生き残った一人のハッカーが感染に気づき、他の仲間たちに警戒を呼びかけようとしたが、時すでに遅し。すべての端末は完全に破壊され、彼らはこれまでの人生で味わったことのない完全な敗北にうなだれていた。
「んじゃ、バイト代の一億、よろしくっす!」
俺は呆然とする神崎の机を軽く叩き、ポケットから一つのUSBメモリを取り出してポンと置いた。
「あとこれ。防壁があんまりにもすぐ出来ちゃって暇だったんで、おまけでこんな設計図も作ってみました。じゃ、今度はもっと面白い暇つぶし、用意しといてくださいねぇ」
俺はひらひらと手を振りながら、地獄のような静寂に包まれた執務室を後にした。
***
その後、クロノスが置いていったUSBメモリのデータを確認した国家技術省は、狂乱の渦に包まれることになる。
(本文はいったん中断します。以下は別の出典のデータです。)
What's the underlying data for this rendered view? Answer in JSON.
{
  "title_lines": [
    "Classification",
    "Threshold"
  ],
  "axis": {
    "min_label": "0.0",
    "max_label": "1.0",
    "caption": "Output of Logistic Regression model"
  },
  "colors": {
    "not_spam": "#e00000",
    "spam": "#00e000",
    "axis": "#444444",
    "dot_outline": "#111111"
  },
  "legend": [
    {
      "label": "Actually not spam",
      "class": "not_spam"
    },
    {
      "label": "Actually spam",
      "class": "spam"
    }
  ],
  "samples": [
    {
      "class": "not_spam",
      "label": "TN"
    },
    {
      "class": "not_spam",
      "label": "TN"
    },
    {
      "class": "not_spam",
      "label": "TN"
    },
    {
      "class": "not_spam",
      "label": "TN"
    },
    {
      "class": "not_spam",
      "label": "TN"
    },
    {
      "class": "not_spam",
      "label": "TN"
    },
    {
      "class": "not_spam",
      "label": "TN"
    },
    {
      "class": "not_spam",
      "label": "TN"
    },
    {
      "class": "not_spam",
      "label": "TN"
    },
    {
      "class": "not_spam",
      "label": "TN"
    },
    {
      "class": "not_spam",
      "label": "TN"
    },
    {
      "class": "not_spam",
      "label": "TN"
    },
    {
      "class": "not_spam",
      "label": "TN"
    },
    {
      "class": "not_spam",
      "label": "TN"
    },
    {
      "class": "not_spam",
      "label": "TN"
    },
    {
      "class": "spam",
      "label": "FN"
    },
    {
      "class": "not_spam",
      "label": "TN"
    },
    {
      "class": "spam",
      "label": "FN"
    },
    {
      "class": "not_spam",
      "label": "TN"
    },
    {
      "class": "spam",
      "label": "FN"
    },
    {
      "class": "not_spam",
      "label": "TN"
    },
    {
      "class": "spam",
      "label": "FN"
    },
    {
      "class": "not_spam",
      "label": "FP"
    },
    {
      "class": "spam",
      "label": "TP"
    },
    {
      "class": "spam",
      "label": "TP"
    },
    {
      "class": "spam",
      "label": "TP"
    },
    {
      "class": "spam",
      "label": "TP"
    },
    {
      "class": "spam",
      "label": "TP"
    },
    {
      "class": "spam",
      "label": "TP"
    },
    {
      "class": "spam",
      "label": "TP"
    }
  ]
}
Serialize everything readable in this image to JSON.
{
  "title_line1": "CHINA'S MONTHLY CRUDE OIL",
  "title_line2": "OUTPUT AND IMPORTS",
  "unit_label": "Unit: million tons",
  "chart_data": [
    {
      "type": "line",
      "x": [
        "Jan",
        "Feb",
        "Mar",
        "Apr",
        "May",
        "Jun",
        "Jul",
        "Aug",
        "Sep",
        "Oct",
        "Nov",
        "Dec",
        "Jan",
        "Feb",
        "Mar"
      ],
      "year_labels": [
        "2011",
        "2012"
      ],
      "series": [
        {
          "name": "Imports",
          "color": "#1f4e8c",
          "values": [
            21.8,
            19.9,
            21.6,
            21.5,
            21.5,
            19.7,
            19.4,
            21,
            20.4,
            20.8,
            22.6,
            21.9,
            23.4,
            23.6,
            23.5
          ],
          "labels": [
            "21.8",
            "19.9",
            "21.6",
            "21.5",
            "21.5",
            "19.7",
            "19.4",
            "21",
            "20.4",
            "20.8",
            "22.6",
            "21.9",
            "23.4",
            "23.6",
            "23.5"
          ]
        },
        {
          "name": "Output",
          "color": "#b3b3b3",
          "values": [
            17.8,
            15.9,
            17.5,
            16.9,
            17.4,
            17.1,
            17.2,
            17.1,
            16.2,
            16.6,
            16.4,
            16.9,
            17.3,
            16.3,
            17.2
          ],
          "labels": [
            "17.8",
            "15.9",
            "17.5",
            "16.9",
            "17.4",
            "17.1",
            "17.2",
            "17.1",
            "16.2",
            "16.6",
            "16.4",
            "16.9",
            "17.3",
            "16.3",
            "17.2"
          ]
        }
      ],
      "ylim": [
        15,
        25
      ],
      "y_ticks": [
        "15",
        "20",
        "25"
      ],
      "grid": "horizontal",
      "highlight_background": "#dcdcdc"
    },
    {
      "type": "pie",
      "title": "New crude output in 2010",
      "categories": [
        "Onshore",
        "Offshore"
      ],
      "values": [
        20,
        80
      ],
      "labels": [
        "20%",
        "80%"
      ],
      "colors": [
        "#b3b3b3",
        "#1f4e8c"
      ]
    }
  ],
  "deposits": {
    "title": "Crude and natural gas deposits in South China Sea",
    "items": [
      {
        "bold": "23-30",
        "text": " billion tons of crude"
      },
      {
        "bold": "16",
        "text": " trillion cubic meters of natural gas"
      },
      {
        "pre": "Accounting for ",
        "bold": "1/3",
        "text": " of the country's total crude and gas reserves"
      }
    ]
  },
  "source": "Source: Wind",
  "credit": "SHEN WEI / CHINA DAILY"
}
そこに入っていたのは、これまで理論上は可能でも絶対的に小型化が不可能だとされていた『国土防衛用・電磁バリア』の設計図だった。しかも、防御力はそのままに、圧倒的な省燃費と小型化を実現している。
後日、その完璧すぎる設計が証明され、すでに建造後、実践運用されており、現在はさらなるアップグレードのために極秘裏にドック入りしている超弩級戦艦『瑞穂武尊』の改修追加プランとして、このバリアの搭載が決定することとなる。
だが、国家の軍事バランスを根底から覆すような大事件の裏で。
当の俺は、自室のベッドに寝転がりながら、ぼんやりと天井を見つめていた。
「……明日から、学校かぁ」
世界を裏から支配する情報省を弄び、最強の暗殺者を肉片に変え、国家の未来すら暇つぶしで塗り替えた。
普通なら刺激的とすら言えるはずのこの夏休み。だが、神の力を持ってしまった俺にとっては、そのすべてがひたすらに退屈で、あくびが出るほどつまらない時間でしかなかった。